O açaí, fruto típico da região amazônica, é amplamente reconhecido por seu alto valor nutricional e pela presença de compostos antioxidantes associados à proteção celular e à redução do risco de doenças crônicas. No entanto, apesar de seus benefícios, o alimento já esteve envolvido em investigações de saúde pública relacionadas à transmissão oral da doença de Chagas, o que costuma gerar dúvidas entre os consumidores.

A doença de Chagas é causada pelo protozoário Trypanosoma cruzi e, além da forma clássica de transmissão pelo inseto conhecido como barbeiro, pode ser transmitida pela ingestão de alimentos contaminados. No Brasil, especialmente na região Norte, estudos epidemiológicos mostram que a via oral responde pela maior parte dos casos agudos registrados nos últimos anos, muitos deles associados ao consumo de açaí ou caldo de cana preparados de forma artesanal.
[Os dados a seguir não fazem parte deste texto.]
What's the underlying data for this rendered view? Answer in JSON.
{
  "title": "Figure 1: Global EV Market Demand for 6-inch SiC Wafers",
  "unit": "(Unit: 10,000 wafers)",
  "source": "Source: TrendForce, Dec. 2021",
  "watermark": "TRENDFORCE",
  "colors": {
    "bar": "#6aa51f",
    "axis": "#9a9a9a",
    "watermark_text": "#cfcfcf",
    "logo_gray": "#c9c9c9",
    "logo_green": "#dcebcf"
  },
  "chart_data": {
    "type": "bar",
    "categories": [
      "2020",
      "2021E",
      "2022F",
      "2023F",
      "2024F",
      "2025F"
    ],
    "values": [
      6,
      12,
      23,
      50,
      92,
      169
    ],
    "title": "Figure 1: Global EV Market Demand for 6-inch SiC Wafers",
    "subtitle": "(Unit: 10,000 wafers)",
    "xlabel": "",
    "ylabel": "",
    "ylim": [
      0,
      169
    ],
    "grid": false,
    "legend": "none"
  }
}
A contaminação ocorre quando frutos são manipulados sem higiene adequada e entram em contato com o barbeiro ou com suas fezes, que podem conter o parasita. Esse risco está restrito, sobretudo, ao consumo de açaí in natura ou processado sem controle sanitário, geralmente em etapas noturnas de colheita e beneficiamento, período de maior atividade do inseto. Polpas industrializadas, pasteurizadas ou submetidas a técnicas como o branqueamento, que utiliza altas temperaturas, não oferecem esse risco, pois esses processos são capazes de eliminar o parasita.

Apesar dos registros de surtos ao longo dos anos, especialistas reforçam que não há motivo para alarme ou para excluir o açaí da alimentação. O consumo seguro depende da procedência do produto, da presença do selo da vigilância sanitária e do respeito às boas práticas de produção e armazenamento. O mesmo cuidado deve ser adotado com outros alimentos frescos, como o caldo de cana, que também já foi associado à transmissão oral da doença de Chagas em contextos de produção informal.

Assim, o risco existe, mas é específico e evitável. Optar por produtos fiscalizados e devidamente processados é suficiente para aproveitar os benefícios do açaí sem comprometer a saúde.